How To Build A Professional Website
- By aga
- •
- 14 Jan, 2016
A professional website is a combination a six factors:

1. Design
The key to a well designed site is to create the right balance of stile and content, for example if your site is an informative site then you want to keep any movement to a minimal so as not to distract the viewer or you may have a site that is product orientated in which case you want to make it memorable by adding movement, product demonstrations and/or flash galleries. Whatever way you go it is always good to remember that the site is for your customer/viewer and not for the owner, for example just because you may think shocking pink and lime are a good color combination doesn't mean the large majority of your viewers agree.
2. Content
This is the single most important aspect of your site whether your selling/promoting a product or sharing information if you content has no substance people will lose interest and you will lose sales/return visitors.
Content should always be approached in an adult professional manner and not as a lot of webmasters do by replacing substance with annoying childish in your face tactics such as pop-ups, flashing adverts misrepresentation of product/service etc, people have been using the internet for long enough now to develop what's called ad-blindness which means 9 times out of 10 their brain will ignore the used-car-sales-man approach to sell or promote, here is an example of methods that some sites use to try and milk every person that lands on their site:
- Disabling the back button - you may have experienced this yourself you go to a site and for whatever reason you find out the site is not for you so you try to leave by clicking back but it just keeps loading the same page, imagine if this happen to you when you went into the 7-11 if you didn't buy something the attendant locks the door so you cant leave? I'm betting you would be in no hurry to return.
- Pop-ups - Most browsers now have pop-up blockers but the tacky-webmaster has managed to get around this by including layers with flash pop-ups the cover the content you are reading trying the get you to buy something else, this is just as rude as the above method and you would not tolerate it in a bricks and mortar store so don't expect your viewers to tolerate on your website.
- Bait and switch - A company that makes promises it doesn't intend to keep is a company that doesn't plan to stay in business too long, If a customer/viewer feels cheated they will do one of two things 1. complain to you and everyone else that will listen or 2. nothing which is worse for you as they are not coming back to your site and they not going to tell anyone else to visit ether.
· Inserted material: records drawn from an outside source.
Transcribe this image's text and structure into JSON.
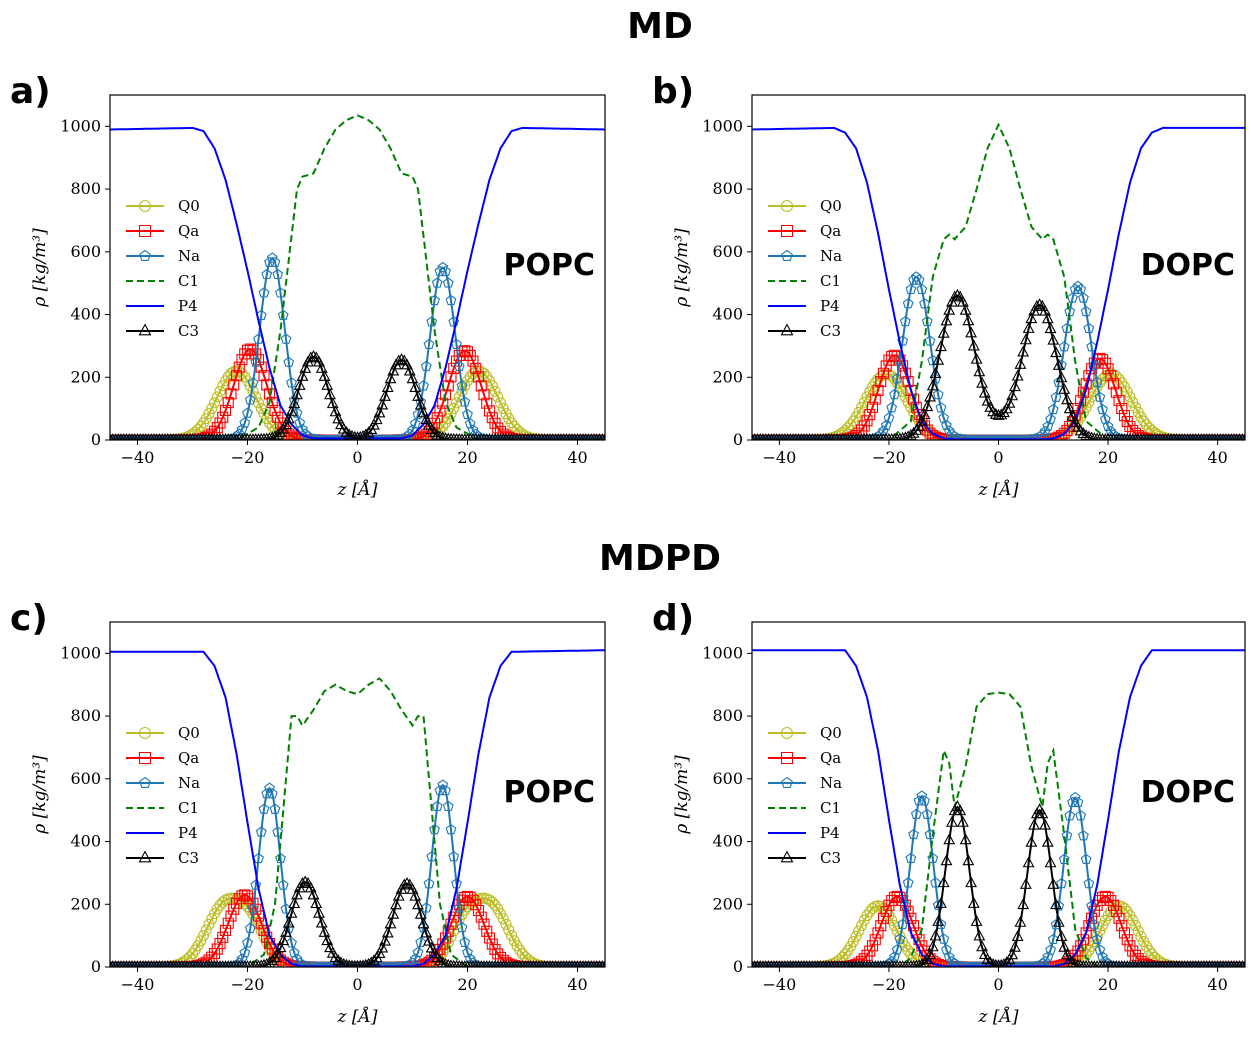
{
  "sections": {
    "top": "MD",
    "bottom": "MDPD"
  },
  "colors": {
    "Q0": "#bcbd22",
    "Qa": "#ff0000",
    "Na": "#1f77b4",
    "C1": "#008000",
    "P4": "#0000ff",
    "C3": "#000000"
  },
  "chart_data": [
    {
      "type": "line",
      "panel": "a)",
      "annotation": "POPC",
      "xlabel": "z [Å]",
      "ylabel": "ρ [kg/m³]",
      "xlim": [
        -45,
        45
      ],
      "ylim": [
        0,
        1100
      ],
      "xticks": [
        "−40",
        "−20",
        "0",
        "20",
        "40"
      ],
      "yticks": [
        "0",
        "200",
        "400",
        "600",
        "800",
        "1000"
      ],
      "legend": [
        "Q0",
        "Qa",
        "Na",
        "C1",
        "P4",
        "C3"
      ],
      "legend_position": "center-left",
      "series": [
        {
          "name": "Q0",
          "marker": "circle",
          "style": "gauss",
          "components": [
            [
              -22,
              220,
              3.6
            ],
            [
              22,
              220,
              3.6
            ]
          ]
        },
        {
          "name": "Qa",
          "marker": "square",
          "style": "gauss",
          "components": [
            [
              -19.5,
              290,
              3.0
            ],
            [
              19.5,
              285,
              3.0
            ]
          ]
        },
        {
          "name": "Na",
          "marker": "pentagon",
          "style": "gauss",
          "components": [
            [
              -15.5,
              580,
              2.3
            ],
            [
              15.5,
              550,
              2.3
            ]
          ]
        },
        {
          "name": "C1",
          "marker": "none",
          "style": "points",
          "dashed": true,
          "x": [
            -45,
            -22,
            -18,
            -16,
            -14,
            -12,
            -11,
            -10,
            -8,
            -6,
            -4,
            -2,
            0,
            2,
            4,
            6,
            8,
            10,
            11,
            12,
            14,
            16,
            18,
            22,
            45
          ],
          "y": [
            0,
            0,
            40,
            120,
            350,
            650,
            800,
            840,
            850,
            930,
            990,
            1020,
            1035,
            1020,
            990,
            930,
            850,
            840,
            800,
            650,
            350,
            120,
            40,
            0,
            0
          ]
        },
        {
          "name": "P4",
          "marker": "none",
          "style": "points",
          "x": [
            -45,
            -30,
            -28,
            -26,
            -24,
            -22,
            -20,
            -18,
            -16,
            -14,
            -12,
            -10,
            -8,
            8,
            10,
            12,
            14,
            16,
            18,
            20,
            22,
            24,
            26,
            28,
            30,
            45
          ],
          "y": [
            990,
            995,
            985,
            930,
            830,
            690,
            540,
            380,
            230,
            110,
            50,
            15,
            5,
            5,
            15,
            50,
            110,
            230,
            380,
            540,
            690,
            830,
            930,
            985,
            995,
            990
          ]
        },
        {
          "name": "C3",
          "marker": "triangle",
          "style": "gauss",
          "components": [
            [
              -8,
              265,
              2.7
            ],
            [
              8,
              255,
              2.7
            ]
          ]
        }
      ]
    },
    {
      "type": "line",
      "panel": "b)",
      "annotation": "DOPC",
      "xlabel": "z [Å]",
      "ylabel": "ρ [kg/m³]",
      "xlim": [
        -45,
        45
      ],
      "ylim": [
        0,
        1100
      ],
      "xticks": [
        "−40",
        "−20",
        "0",
        "20",
        "40"
      ],
      "yticks": [
        "0",
        "200",
        "400",
        "600",
        "800",
        "1000"
      ],
      "legend": [
        "Q0",
        "Qa",
        "Na",
        "C1",
        "P4",
        "C3"
      ],
      "legend_position": "center-left",
      "series": [
        {
          "name": "Q0",
          "marker": "circle",
          "style": "gauss",
          "components": [
            [
              -20.5,
              210,
              3.8
            ],
            [
              20.5,
              210,
              3.8
            ]
          ]
        },
        {
          "name": "Qa",
          "marker": "square",
          "style": "gauss",
          "components": [
            [
              -19,
              270,
              2.9
            ],
            [
              18.5,
              260,
              2.9
            ]
          ]
        },
        {
          "name": "Na",
          "marker": "pentagon",
          "style": "gauss",
          "components": [
            [
              -15,
              520,
              2.5
            ],
            [
              14.5,
              490,
              2.5
            ]
          ]
        },
        {
          "name": "C1",
          "marker": "none",
          "style": "points",
          "dashed": true,
          "x": [
            -45,
            -20,
            -16,
            -14,
            -12,
            -10,
            -9,
            -8,
            -6,
            -4,
            -2,
            0,
            2,
            4,
            6,
            8,
            9,
            10,
            12,
            14,
            16,
            20,
            45
          ],
          "y": [
            0,
            0,
            60,
            250,
            520,
            640,
            655,
            640,
            680,
            800,
            930,
            1005,
            930,
            800,
            680,
            640,
            655,
            640,
            520,
            250,
            60,
            0,
            0
          ]
        },
        {
          "name": "P4",
          "marker": "none",
          "style": "points",
          "x": [
            -45,
            -30,
            -28,
            -26,
            -24,
            -22,
            -20,
            -18,
            -16,
            -14,
            -12,
            -10,
            -8,
            8,
            10,
            12,
            14,
            16,
            18,
            20,
            22,
            24,
            26,
            28,
            30,
            45
          ],
          "y": [
            990,
            995,
            980,
            930,
            820,
            660,
            480,
            310,
            160,
            60,
            20,
            5,
            2,
            2,
            5,
            20,
            60,
            160,
            310,
            480,
            660,
            820,
            930,
            980,
            995,
            995
          ]
        },
        {
          "name": "C3",
          "marker": "triangle",
          "style": "gauss",
          "components": [
            [
              -7.5,
              460,
              3.2
            ],
            [
              7.5,
              430,
              3.2
            ],
            [
              0,
              20,
              2.0
            ]
          ]
        }
      ]
    },
    {
      "type": "line",
      "panel": "c)",
      "annotation": "POPC",
      "xlabel": "z [Å]",
      "ylabel": "ρ [kg/m³]",
      "xlim": [
        -45,
        45
      ],
      "ylim": [
        0,
        1100
      ],
      "xticks": [
        "−40",
        "−20",
        "0",
        "20",
        "40"
      ],
      "yticks": [
        "0",
        "200",
        "400",
        "600",
        "800",
        "1000"
      ],
      "legend": [
        "Q0",
        "Qa",
        "Na",
        "C1",
        "P4",
        "C3"
      ],
      "legend_position": "center-left",
      "series": [
        {
          "name": "Q0",
          "marker": "circle",
          "style": "gauss",
          "components": [
            [
              -24,
              200,
              3.4
            ],
            [
              24,
              200,
              3.4
            ],
            [
              -19,
              100,
              2.5
            ],
            [
              19,
              100,
              2.5
            ]
          ]
        },
        {
          "name": "Qa",
          "marker": "square",
          "style": "gauss",
          "components": [
            [
              -20.5,
              230,
              3.0
            ],
            [
              20,
              225,
              3.0
            ]
          ]
        },
        {
          "name": "Na",
          "marker": "pentagon",
          "style": "gauss",
          "components": [
            [
              -16,
              570,
              2.0
            ],
            [
              15.5,
              580,
              2.0
            ]
          ]
        },
        {
          "name": "C1",
          "marker": "none",
          "style": "points",
          "dashed": true,
          "x": [
            -45,
            -20,
            -17,
            -15,
            -13,
            -12,
            -11,
            -10,
            -8,
            -6,
            -4,
            -2,
            0,
            2,
            4,
            6,
            8,
            10,
            11,
            12,
            13,
            15,
            17,
            20,
            45
          ],
          "y": [
            0,
            0,
            40,
            200,
            600,
            800,
            800,
            770,
            820,
            880,
            900,
            880,
            870,
            900,
            920,
            880,
            820,
            770,
            800,
            800,
            600,
            200,
            40,
            0,
            0
          ]
        },
        {
          "name": "P4",
          "marker": "none",
          "style": "points",
          "x": [
            -45,
            -28,
            -26,
            -24,
            -22,
            -20,
            -18,
            -16,
            -14,
            -12,
            -10,
            10,
            12,
            14,
            16,
            18,
            20,
            22,
            24,
            26,
            28,
            45
          ],
          "y": [
            1005,
            1005,
            960,
            860,
            680,
            460,
            250,
            100,
            40,
            10,
            2,
            2,
            10,
            40,
            100,
            250,
            460,
            680,
            860,
            960,
            1005,
            1010
          ]
        },
        {
          "name": "C3",
          "marker": "triangle",
          "style": "gauss",
          "components": [
            [
              -9.5,
              270,
              2.6
            ],
            [
              9,
              265,
              2.6
            ]
          ]
        }
      ]
    },
    {
      "type": "line",
      "panel": "d)",
      "annotation": "DOPC",
      "xlabel": "z [Å]",
      "ylabel": "ρ [kg/m³]",
      "xlim": [
        -45,
        45
      ],
      "ylim": [
        0,
        1100
      ],
      "xticks": [
        "−40",
        "−20",
        "0",
        "20",
        "40"
      ],
      "yticks": [
        "0",
        "200",
        "400",
        "600",
        "800",
        "1000"
      ],
      "legend": [
        "Q0",
        "Qa",
        "Na",
        "C1",
        "P4",
        "C3"
      ],
      "legend_position": "center-left",
      "series": [
        {
          "name": "Q0",
          "marker": "circle",
          "style": "gauss",
          "components": [
            [
              -22,
              195,
              3.4
            ],
            [
              22,
              195,
              3.4
            ]
          ]
        },
        {
          "name": "Qa",
          "marker": "square",
          "style": "gauss",
          "components": [
            [
              -18.5,
              225,
              2.9
            ],
            [
              19.5,
              225,
              2.9
            ]
          ]
        },
        {
          "name": "Na",
          "marker": "pentagon",
          "style": "gauss",
          "components": [
            [
              -14,
              545,
              2.1
            ],
            [
              14,
              540,
              2.1
            ]
          ]
        },
        {
          "name": "C1",
          "marker": "none",
          "style": "points",
          "dashed": true,
          "x": [
            -45,
            -18,
            -16,
            -14,
            -12,
            -10,
            -9,
            -8,
            -6,
            -4,
            -2,
            0,
            2,
            4,
            6,
            8,
            9,
            10,
            12,
            14,
            16,
            18,
            45
          ],
          "y": [
            0,
            0,
            30,
            120,
            420,
            690,
            650,
            510,
            640,
            830,
            870,
            875,
            870,
            830,
            640,
            510,
            650,
            690,
            420,
            120,
            30,
            0,
            0
          ]
        },
        {
          "name": "P4",
          "marker": "none",
          "style": "points",
          "x": [
            -45,
            -28,
            -26,
            -24,
            -22,
            -20,
            -18,
            -16,
            -14,
            -12,
            -10,
            10,
            12,
            14,
            16,
            18,
            20,
            22,
            24,
            26,
            28,
            45
          ],
          "y": [
            1010,
            1010,
            960,
            860,
            690,
            470,
            260,
            110,
            40,
            10,
            2,
            2,
            10,
            40,
            110,
            260,
            470,
            690,
            860,
            960,
            1010,
            1010
          ]
        },
        {
          "name": "C3",
          "marker": "triangle",
          "style": "gauss",
          "components": [
            [
              -7.5,
              510,
              2.2
            ],
            [
              7.5,
              500,
              2.2
            ]
          ]
        }
      ]
    }
  ]
}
- Contact info - you can always tell a reputable site by how easy it is to get in touch with them, every site should have at least one direct method of contact should it be an email address or phone number you would be surprised how this one simple thing will inspire user confidence.
3.. Navigation
This one is a no-brainer but it is surprising how many webmasters have no clue how to direct traffic around your site. A well designed site will have all the important links on every page and important information such as contact info should never be more than one click away at anytime
4. Load time
High speed internet is still relatively new in terms of user acceptance, you should never alienate dial-up users by only having a high-res images and large flash files weighing down your site this will be more important in the next few years as cell phones and PDA's with their own browsers become more common so is the need to keep your websites load time to its absolute minimal, this does not mean you have to have text only websites as there is a lot of methods to keep file size down without sacrificing presentation.
5. browser compatibility
The truth is that unless your site is text only there is no real way to make sure it is 100% viewable on all web browsers with that being said you should be shooting for 99% this is not done by stripping away all your bells and whistles to your site this is done by making sure it is not noticeable, for example if you are viewing this site on internet explorer you will notice the the scroll bar to the right is dark blue yet on Fire fox and opera this is not compatible yet the site is designed in such a way that these viewers will not notice.
6. Accessibility
Website accessibility is making your website visible to the visual impaired and to text only browsers, you may think this is not a big deal but the reward for this makes the effort worthwhile, the way your site looks to text only browsers is the way WebCrawler's see your site when searching the web so if your site is optimized to viewed in a text browser there is more chance your site will get good page position on web searches.